In the outset hereof we find ourselves confronted with a serious question relative to the indictment herein, the charging part of which is as follows:
"* * * in the County and State aforesaid, was in the performance of an unlawful act, to-wit, the said Lester Lee Morgan was then and there unlawfully driving and operating a motor vehicle, to-wit, an automobile, upon and along a public street and highway, to-wit, Houston Street Viaduct, in the City of Dallas, County and State aforesaid, and he did then and there drive and operate said automobile upon and along the wrong side, and the improper side, of said Houston Street Viaduct, to-wit, the left hand side of said Houston Street Viaduct, and while so unlawfully driving and operating said automobile upon said wrong side of said Houston Street Viaduct, he did then and there, with said automobile, strike and kill Frank Prueitt, by unlawfully, negligently and carelessly driving and running said automobile into and against an automobile in which the said Frank Prueitt was then and there an occupant, there being no apparent intention upon the part of the said Lester Lee Morgan to cause the death of the said Frank Prueitt, and there being then and there apparent danger of causing the death of the said Frank Prueitt, by driving and running said automobile on the wrong and improper side of said Viaduct, when the danger would have been known to the said Lester Lee Morgan if he had used that degree of care and caution which a person of ordinary prudence would have used under like circumstances."
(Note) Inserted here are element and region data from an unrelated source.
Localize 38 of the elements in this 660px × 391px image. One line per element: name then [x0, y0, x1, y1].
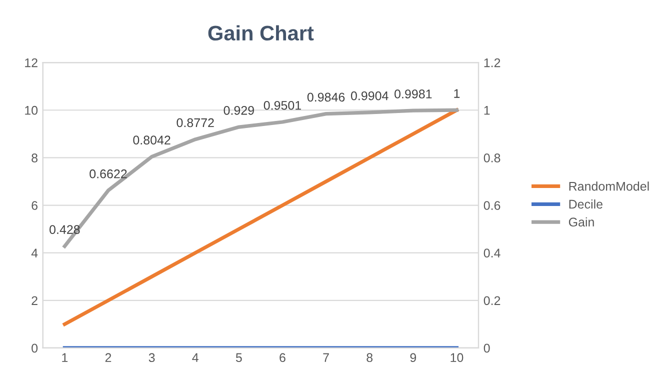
legend-label: RandomModel — [569, 182, 649, 191]
x-tick-label: 5 — [236, 353, 242, 362]
data-label: 0.9904 — [350, 91, 388, 100]
x-tick-label: 9 — [410, 353, 416, 362]
data-label: 0.8772 — [176, 118, 214, 128]
x-tick-label: 1 — [62, 353, 68, 362]
y-tick-label: 6 — [32, 201, 38, 210]
x-tick-label: 3 — [148, 353, 155, 362]
y2-tick-label: 0 — [484, 344, 490, 353]
legend-label: Gain — [568, 217, 594, 227]
data-label: 0.6622 — [90, 169, 127, 178]
data-label: 0.428 — [50, 225, 80, 234]
y-tick-label: 12 — [25, 58, 38, 68]
data-label: 0.9846 — [307, 92, 345, 102]
x-tick-label: 7 — [323, 353, 329, 362]
data-label: 0.9981 — [394, 90, 432, 98]
x-tick-label: 8 — [366, 353, 373, 362]
x-tick-label: 4 — [192, 353, 198, 362]
data-label: 0.8042 — [133, 136, 170, 145]
y-tick-label: 2 — [32, 296, 38, 305]
x-tick-label: 6 — [280, 353, 286, 362]
y2-tick-label: 1 — [484, 106, 490, 115]
x-tick-label: 2 — [105, 353, 112, 362]
chart-title: Gain Chart — [208, 25, 314, 41]
y2-tick-label: 0.6 — [484, 201, 500, 210]
y-tick-label: 8 — [32, 154, 38, 162]
x-tick-label: 10 — [450, 353, 464, 362]
y-tick-label: 0 — [32, 344, 38, 353]
data-label: 0.929 — [224, 106, 254, 115]
y-tick-label: 4 — [31, 248, 38, 258]
legend-label: Decile — [569, 199, 602, 209]
y-tick-label: 10 — [25, 106, 38, 115]
data-label: 0.9501 — [264, 100, 301, 110]
data-label: 1 — [454, 89, 460, 98]
y2-tick-label: 0.2 — [484, 296, 500, 306]
y2-tick-label: 1.2 — [484, 58, 500, 68]
y2-tick-label: 0.8 — [484, 154, 500, 162]
y2-tick-label: 0.4 — [484, 248, 500, 258]
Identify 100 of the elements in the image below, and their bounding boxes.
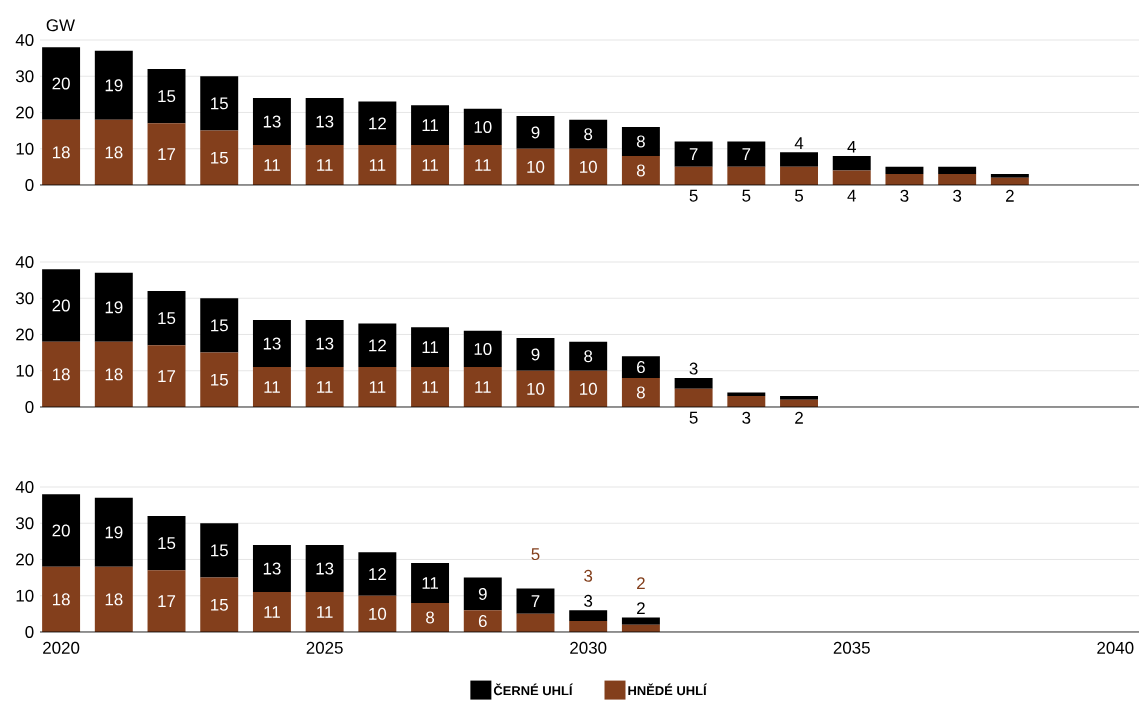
y-tick-label: 30 — [15, 292, 34, 305]
data-label: 8 — [426, 611, 435, 624]
bar — [569, 341, 608, 371]
bar — [358, 101, 397, 146]
bar — [674, 141, 713, 167]
bar — [463, 330, 502, 368]
data-label: 9 — [531, 126, 540, 139]
data-label: 8 — [584, 350, 593, 363]
data-label: 18 — [105, 593, 123, 606]
data-label: 17 — [158, 595, 176, 607]
data-label: 15 — [211, 97, 228, 110]
bar — [727, 166, 766, 185]
data-label: 20 — [52, 524, 70, 537]
data-label: 8 — [636, 135, 645, 148]
bar — [200, 352, 239, 407]
data-label: 11 — [317, 381, 333, 393]
bar — [94, 272, 133, 342]
bar — [569, 148, 608, 185]
data-label: 13 — [263, 562, 281, 575]
data-label: 12 — [369, 339, 386, 352]
bar — [411, 563, 450, 603]
bar — [305, 544, 344, 593]
bar — [252, 97, 291, 146]
data-label: 9 — [531, 348, 540, 361]
y-tick-label: 10 — [16, 364, 34, 377]
data-label: 11 — [317, 159, 333, 171]
data-label: 13 — [316, 337, 334, 350]
bar — [516, 338, 555, 371]
bar — [358, 552, 397, 596]
data-label: 13 — [263, 337, 281, 350]
data-label: 2 — [637, 577, 645, 590]
bar — [832, 170, 871, 185]
bar — [252, 367, 291, 407]
bar — [147, 123, 186, 185]
bar — [358, 323, 397, 368]
data-label: 10 — [369, 607, 387, 620]
data-label: 10 — [474, 120, 492, 133]
bar — [569, 370, 608, 407]
bar — [463, 145, 502, 185]
bar — [516, 116, 555, 149]
bar — [516, 588, 555, 614]
bar — [200, 298, 239, 353]
bar — [147, 290, 186, 346]
y-tick-label: 0 — [25, 400, 34, 413]
bar — [252, 544, 291, 593]
y-tick-label: 20 — [16, 106, 34, 119]
data-label: 11 — [422, 381, 439, 393]
data-label: 2 — [795, 411, 803, 424]
data-label: 12 — [369, 117, 386, 130]
bar — [200, 130, 239, 185]
bar — [569, 610, 608, 622]
data-label: 11 — [264, 381, 280, 393]
data-label: 3 — [689, 362, 698, 375]
data-label: 10 — [580, 160, 597, 173]
x-tick-label: 2030 — [570, 641, 607, 654]
bar — [727, 392, 766, 397]
data-label: 15 — [211, 373, 228, 386]
bar — [569, 119, 608, 149]
data-label: 11 — [317, 606, 333, 618]
data-label: 13 — [316, 115, 334, 128]
bar — [42, 47, 81, 120]
y-tick-label: 20 — [16, 553, 34, 566]
data-label: 15 — [211, 544, 228, 557]
data-label: 2 — [1006, 189, 1014, 202]
bar — [780, 152, 818, 167]
data-label: 11 — [264, 159, 280, 171]
bar — [252, 319, 291, 368]
x-tick-label: 2040 — [1097, 641, 1134, 654]
bar — [358, 367, 397, 407]
data-label: 4 — [794, 137, 804, 149]
data-label: 15 — [158, 312, 176, 325]
data-label: 17 — [158, 370, 176, 382]
bar — [94, 50, 133, 120]
data-label: 11 — [422, 159, 439, 171]
data-label: 20 — [52, 299, 70, 312]
bar — [674, 166, 713, 185]
data-label: 15 — [211, 319, 228, 332]
bar — [463, 577, 502, 611]
data-label: 7 — [689, 148, 698, 160]
data-label: 15 — [158, 90, 176, 103]
data-label: 10 — [580, 382, 597, 395]
bar — [42, 119, 81, 185]
data-label: 11 — [369, 159, 386, 171]
data-label: 13 — [316, 562, 334, 575]
data-label: 6 — [478, 615, 487, 628]
bar — [42, 269, 81, 342]
bar — [147, 570, 186, 632]
bar — [885, 174, 924, 185]
data-label: 19 — [105, 79, 123, 92]
y-tick-label: 40 — [15, 480, 34, 493]
data-label: 7 — [742, 148, 751, 160]
data-label: 7 — [531, 595, 540, 607]
bar — [516, 613, 555, 632]
bar — [727, 396, 766, 407]
data-label: 9 — [478, 587, 487, 600]
data-label: 11 — [369, 381, 386, 393]
bar — [621, 126, 660, 156]
bar — [305, 145, 344, 185]
data-label: 5 — [689, 411, 698, 424]
data-label: 5 — [689, 189, 698, 202]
In Gutierrez v. State, 68 S.W.2d 198, we held that a simple charge in the indictment that the person charged therein "did unlawfully operate and drive a motor vehicle on the left side of a public highway" was not the charging of a criminal act, it not being unlawful per se to so drive. In that case it was held that the pleadings should have alleged such facts as would show that the driving on such left side of the highway came under a state of facts which made the same unlawful. In our opinion sufficient allegations should have been made in the indictment to show that it was practicable to have driven on the right hand side of the highway, and was, therefore, an offense against the law to thus drive on such left hand side thereof.
The word "practicable" as used in Article 801a, supra, means "usable; passable" as defined in Ex parte Williams, 79 S.W.2d 325.
It is our opinion that the State has failed to alleged sufficient facts to show that the appellant was in the commission of an unlawful act at the time he struck the automobile and killed Frank Prueitt, and that it therefore fails to charge an offense against the law denominated as negligent homicide of the second degree.
There are many complained of errors brought forward in the record which we will not notice as they will not probably occur again should a new indictment herein be found.
On account of the insufficiency of the indictment the judgment is reversed and the prosecution ordered dismissed.